Chaque jour qui passe, la machine devient aussi intelligente que l’humain, si ce n’est plus. Désormais, grâce à des chercheurs américains, un ordinateur pourrait faire la différence entre une image déprimante et une image joyeuse en quelques fractions de secondes seulement. Les résultats de leur étude sont parus mercredi 24 juillet dans le journal Science Advances.  

"Les systèmes d’apprentissages deviennent très doués pour reconnaître le contenu des images, pour comprendre de quel genre de sujet il s’agit", explique Tog Wager, l’auteur principal de l’étude, chercheur à l’Université Boulder au Colorado (États-Unis), en préambule. "Nous nous demandions : pourraient-ils agir de même avec les émotions ? La réponse est oui."

À partir de travaux antérieurs capables d’associer des réponses émotionnelles stéréotypées à des images, les chercheurs ont mis au point une machine pour prédire ce que ressentirait une personne en voyant telle ou telle image. Puis ils ont montré à un système du nom d’EmoNet 25 000 images différentes et lui ont demandé de les classer en 20 catégories telles le besoin, le désir sexuel, l'horreur, la crainte ou encore la surprise.  

Onze types d'émotions identifiés avec précision

Résultat des courses : la machine a réussi à catégoriser avec précision (95% de bonnes réponses) onze types d’émotions. Encore plus impressionnant : une simple couleur lui suffisait à EmoNet pour prédire une réaction. Elle associait ainsi le noir à l’anxiété ou le rouge à l’envie. Enfin, quand les chercheurs lui ont montré de brefs extraits de films, lui demandant de les classer en comédie romantique, film d’action ou film d’horreur, elle a bien répondu les trois quarts du temps.  

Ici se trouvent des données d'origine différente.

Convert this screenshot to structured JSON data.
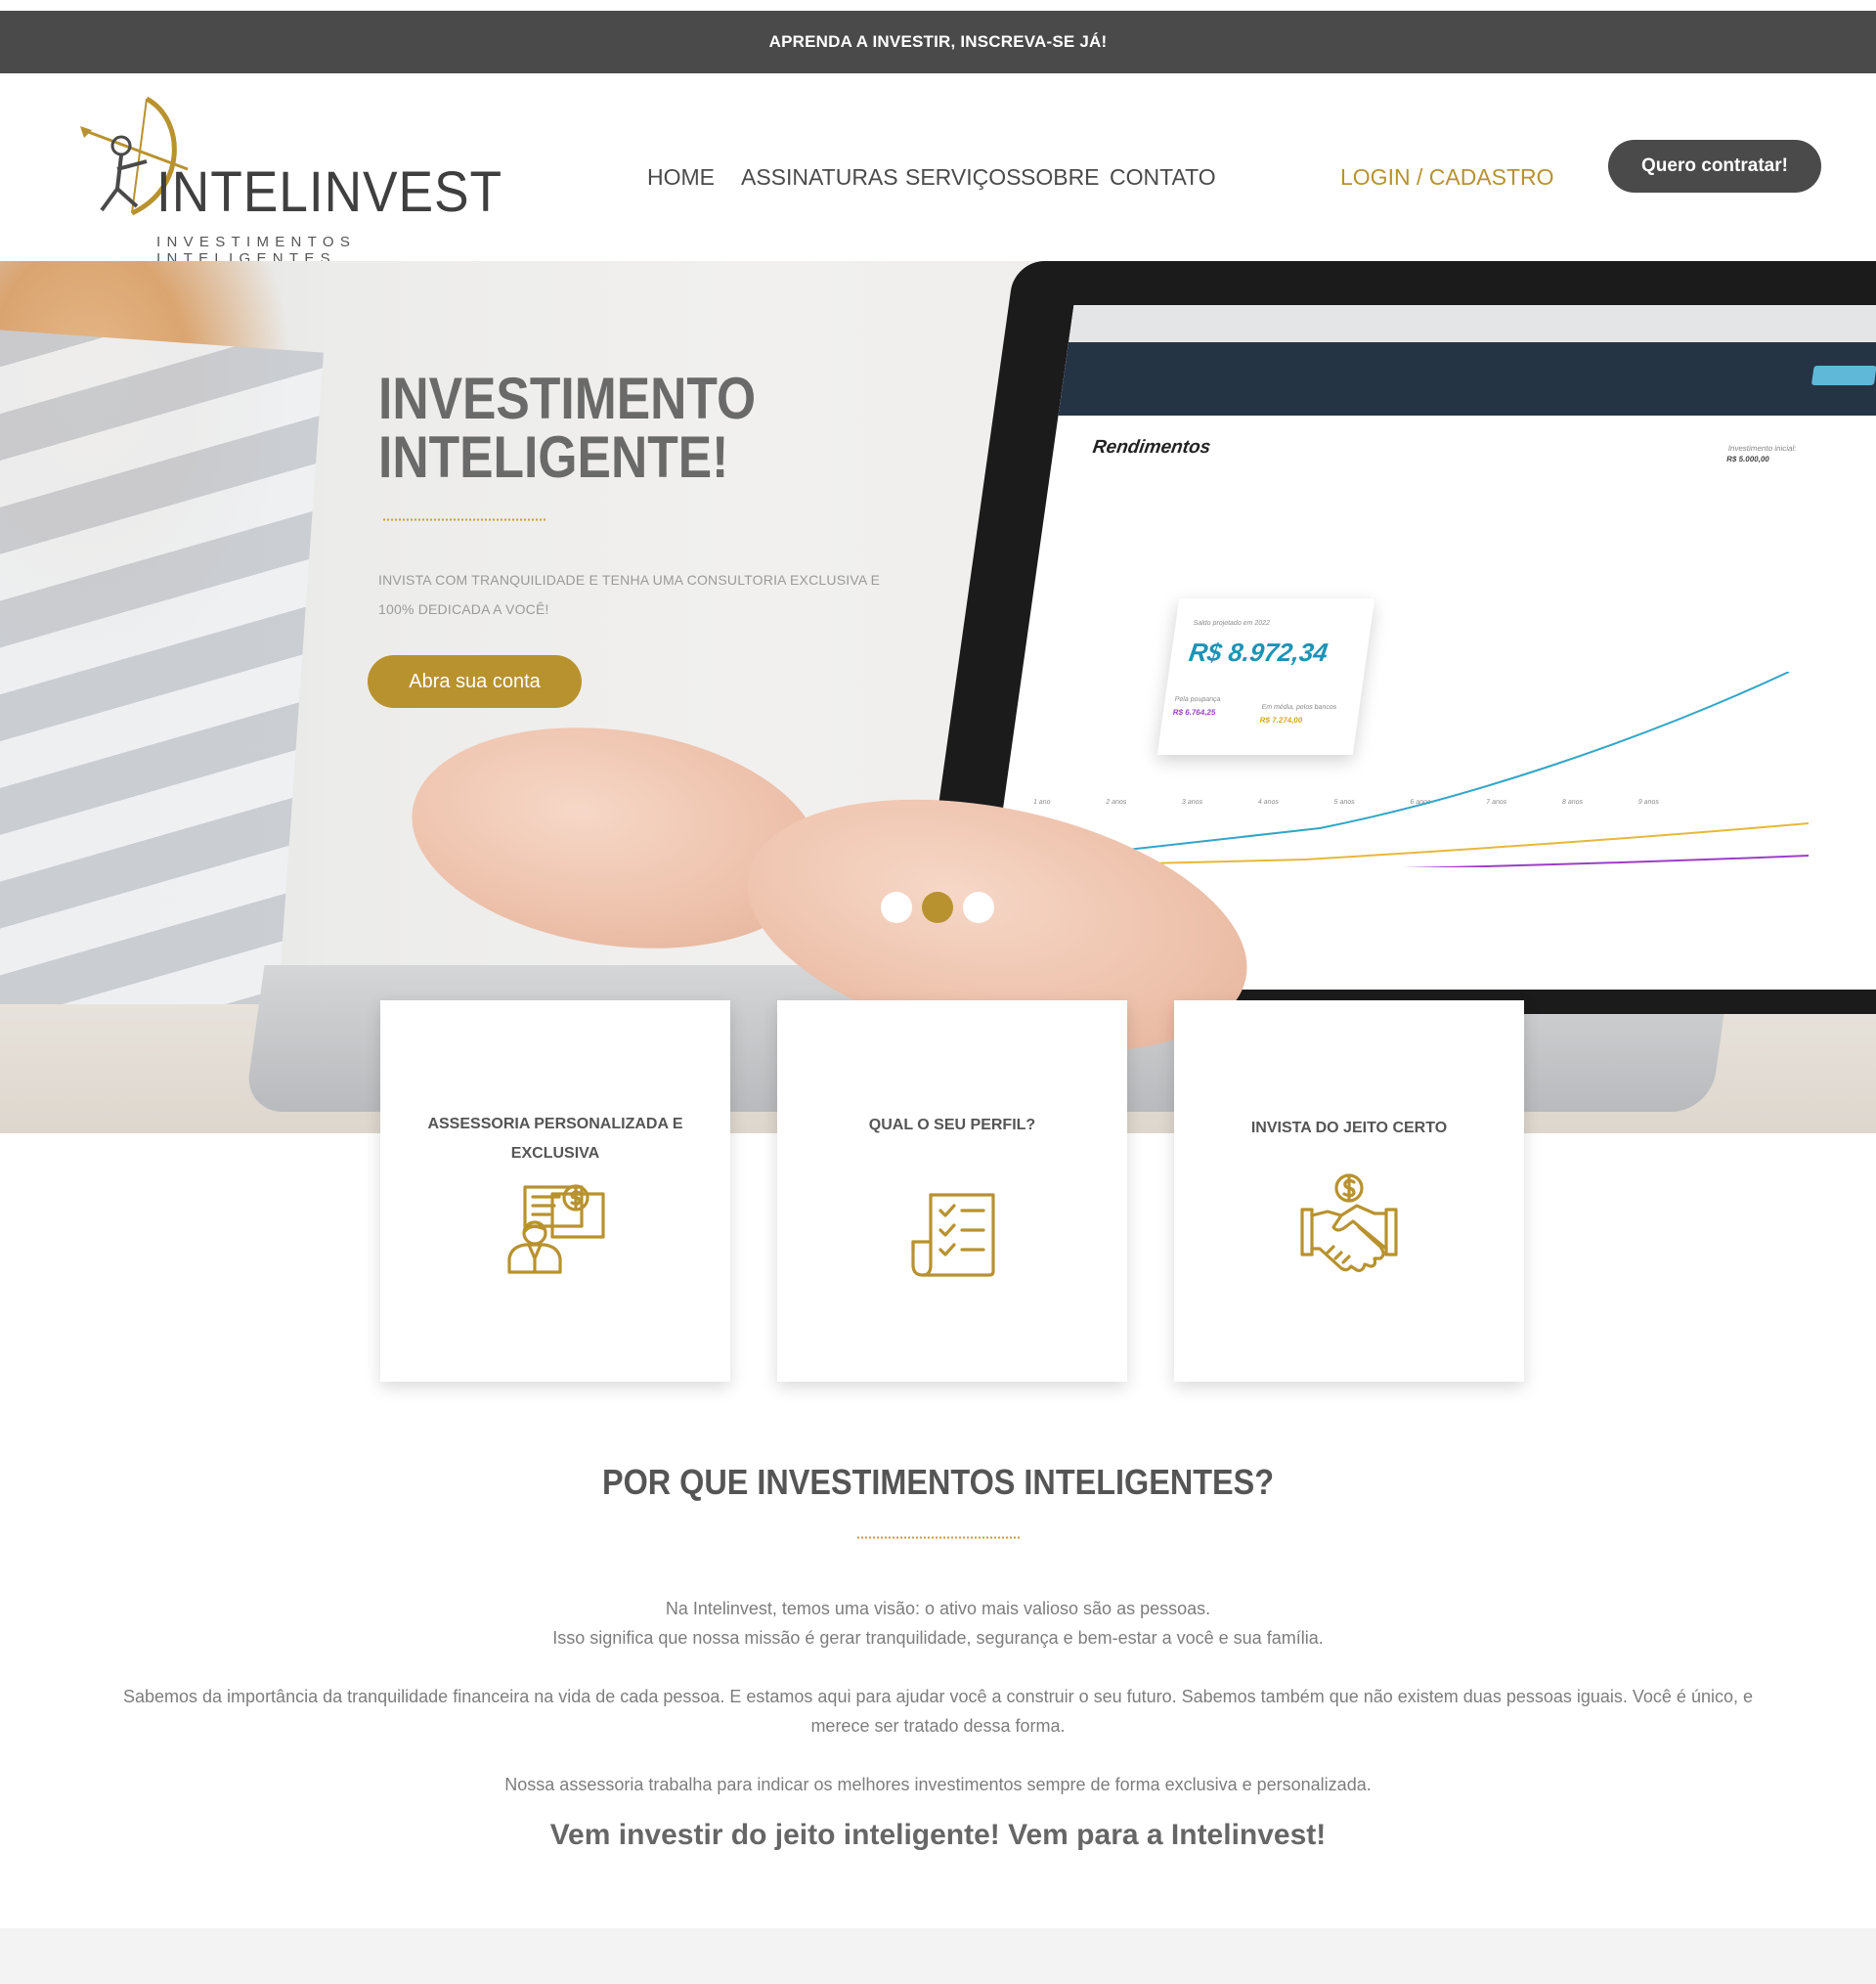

Afin de peaufiner le système, les chercheurs ont fait venir 18 sujets humains. Alors qu’un IRM mesurait leur activité cérébrale, on leur a montré 112 images en flashs de quatre secondes.  

En comparant l’activité de l’ordinateur à celle des participants, les chercheurs ont "trouvé une correspondance entre les schémas d’activité cérébrale dans le lobe occipital et les unités dans EmoNet qui enregistrent des émotions spécifiques. Cela signifie qu’EmoNet a appris à représenter les émotions d’une façon biologiquement plausible, bien que nous ne l’ayons pas entraîné spécifiquement à le faire", expliquent-ils.  

"Nos cerveaux reconnaissent les émotions très tôt"

En observant les radios cérébrales des participants, les chercheurs ont également remarqué qu’une image basique suffisait à entraîner une émotion liée à une activité dans le cortex visuel du cerveau. "Nos cerveaux les reconnaissent (les émotions, NDLR), les catégorisent et y répondent très tôt", s’enthousiasme Tog Wager. Ainsi donc, ce que nous voyons, même brièvement pourrait avoir un impact plus important sur nos émotions que ce que à quoi on pourrait s'attendre. 

"Beaucoup de gens s’imaginent que les humains évaluent leur environnement d’une certaine manière et que les émotions découlent de systèmes cérébraux plus anciens, comme le système limbique", renchérit Philip Kragel, co-auteur de l’étude, attaché de recherche postdoctoral à l'Institut des sciences cognitives. "Nous avons découvert que le cortex visuel lui-même joue également un rôle important dans la façon de gérer et de percevoir l’émotion", développe-t-il.

Ainsi, à terme, des systèmes comme EmoNet pourraient être utilisés pour aider les gens à filtrer numériquement les images négatives ou à en trouver des positives. Ils pourraient également aider à améliorer les interactions entre ordinateur et humain et à faire avancer la recherche sur les émotions, avancent les chercheurs. Et de conclure : "Ce que vous voyez peut faire une grande différence dans votre vie émotionnelle".